As of May 2014, if you live in Rhode Island or the District of Columbia you are eligible to establish same-sex common law marriages. The basic legal requirements include that the parties must be of legal age, must be mentally capable of entering into a contract and must not already be married to another person.
Rhode Island revised its marriage statutes in 2013 to make them gender-neutral. If a same-sex couple intends to be married, holds themselves out as married to the public and if they live together, their common-law marriage is valid. There is no time limit. Whether the requirements are met in a period of one month or two years, couples can be considered legally married.
The District of Columbia revised its marriage laws in 2009 to make them gender-neutral. This resulted in same-sex couples becoming eligible to establish common-law marriages if they meet the legal criteria including the intent to be married, holding themselves out to the public as being married and they are living together. The District of Columbia does not include a time limit that couples must live together before meeting the criteria for common law marriage.

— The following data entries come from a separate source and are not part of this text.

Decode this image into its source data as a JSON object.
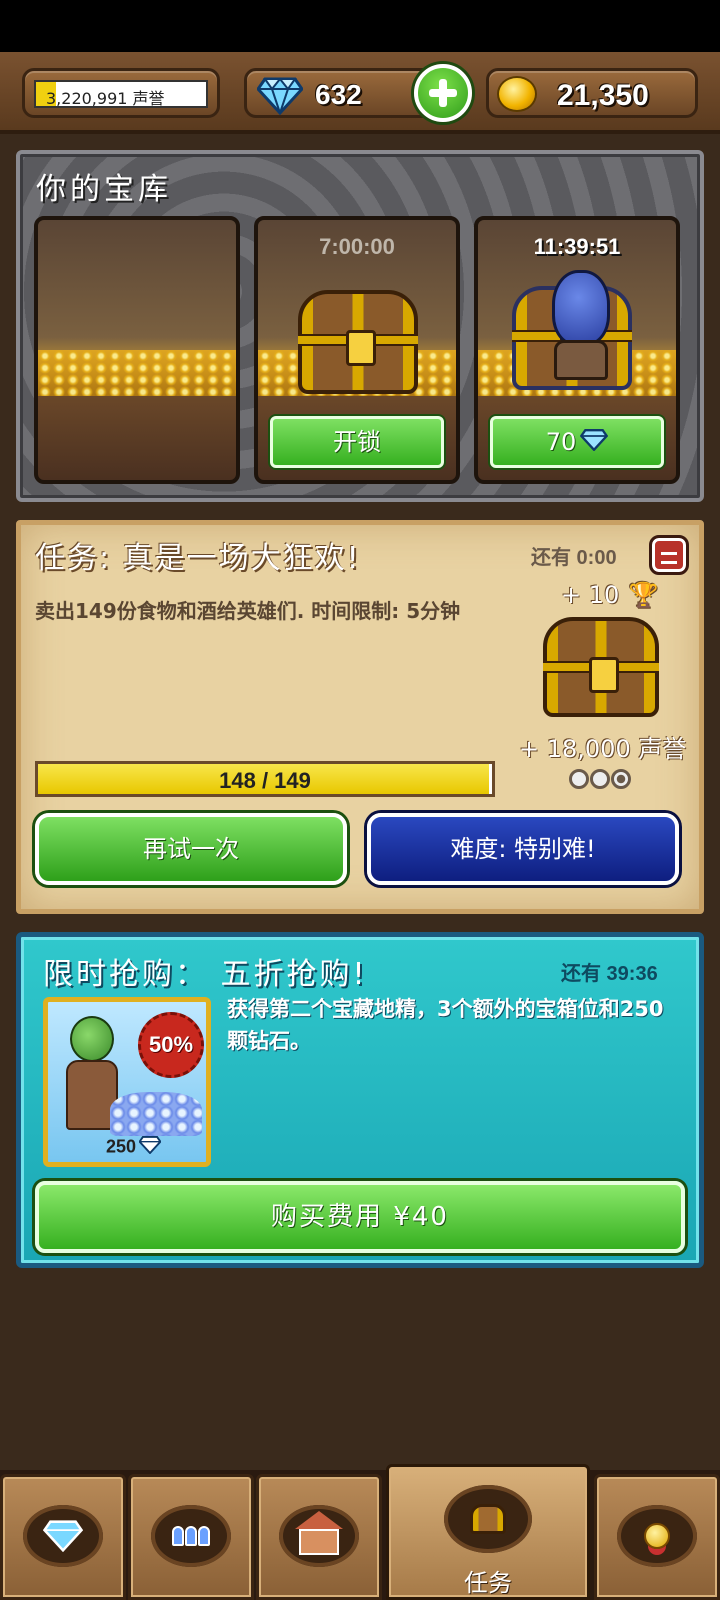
{
  "topbar": {
    "reputation": {
      "value_text": "3,220,991 声誉",
      "progress": 0.12
    },
    "gems": {
      "value": "632",
      "icon": "diamond-icon"
    },
    "add_button_icon": "plus-icon",
    "gold": {
      "value": "21,350",
      "icon": "gold-coin-icon"
    }
  },
  "treasury": {
    "title": "你的宝库",
    "slots": [
      {
        "state": "empty",
        "timer": ""
      },
      {
        "state": "locked",
        "timer": "7:00:00",
        "button_label": "开锁"
      },
      {
        "state": "unlocking",
        "timer": "11:39:51",
        "button_label": "70"
      }
    ]
  },
  "quest": {
    "title": "任务: 真是一场大狂欢!",
    "remaining": "还有 0:00",
    "description": "卖出149份食物和酒给英雄们. 时间限制: 5分钟",
    "reward_trophies": "+ 10",
    "reward_reputation": "+ 18,000 声誉",
    "progress_text": "148 / 149",
    "progress": 0.993,
    "stars_filled": 1,
    "stars_total": 3,
    "retry_label": "再试一次",
    "difficulty_label": "难度: 特别难!"
  },
  "sale": {
    "title": "限时抢购： 五折抢购!",
    "remaining": "还有 39:36",
    "badge": "50%",
    "gem_count": "250",
    "description": "获得第二个宝藏地精，3个额外的宝箱位和250颗钻石。",
    "buy_label": "购买费用 ¥40"
  },
  "nav": {
    "tabs": [
      {
        "name": "gems",
        "icon": "diamond-icon",
        "label": ""
      },
      {
        "name": "heroes",
        "icon": "people-icon",
        "label": ""
      },
      {
        "name": "tavern",
        "icon": "house-icon",
        "label": ""
      },
      {
        "name": "quests",
        "icon": "chest-icon",
        "label": "任务",
        "active": true
      },
      {
        "name": "achievements",
        "icon": "medal-icon",
        "label": ""
      }
    ]
  },
  "colors": {
    "accent_green": "#36b020",
    "accent_blue": "#0e1e80",
    "panel_parchment": "#e8d2a2",
    "panel_teal": "#1aa6b4"
  }
}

Iowa recognizes common law and it legalized same-sex marriages in 2009. Because that state did not change the statutes to gender-neutral wording, same-gender couples ineligible for common law marriage even if they otherwise meet the legal requirements. Common law marriages in Iowa are legal only between a man and a woman.
If you enter into a common-law marriage in a state that allows it, your marriage will be valid in any other state that recognizes same-sex marriages. Those states currently include: California, Connecticut, Delaware, District of Columbia, Hawaii, Iowa, Maine, Maryland, Massachusetts, Minnesota, New Hampshire, New Jersey, New Mexico, New York, Oregon, Rhode Island, Vermont and Washington. Same-sex marriages will be legal in Illinois effective June 1, 2014.
Common law marriages are as valid as licensed marriages and are subject to the same obligations and benefits including inheritance, insurance and social security survivor benefits. These types of marriages can only be dissolved through death of one of the parties or through a legal divorce.
Same-sex laws are continually changing. If you intend to move to another state, it is advisable to check that state’s statutes to find out if same-sex marriages are recognized.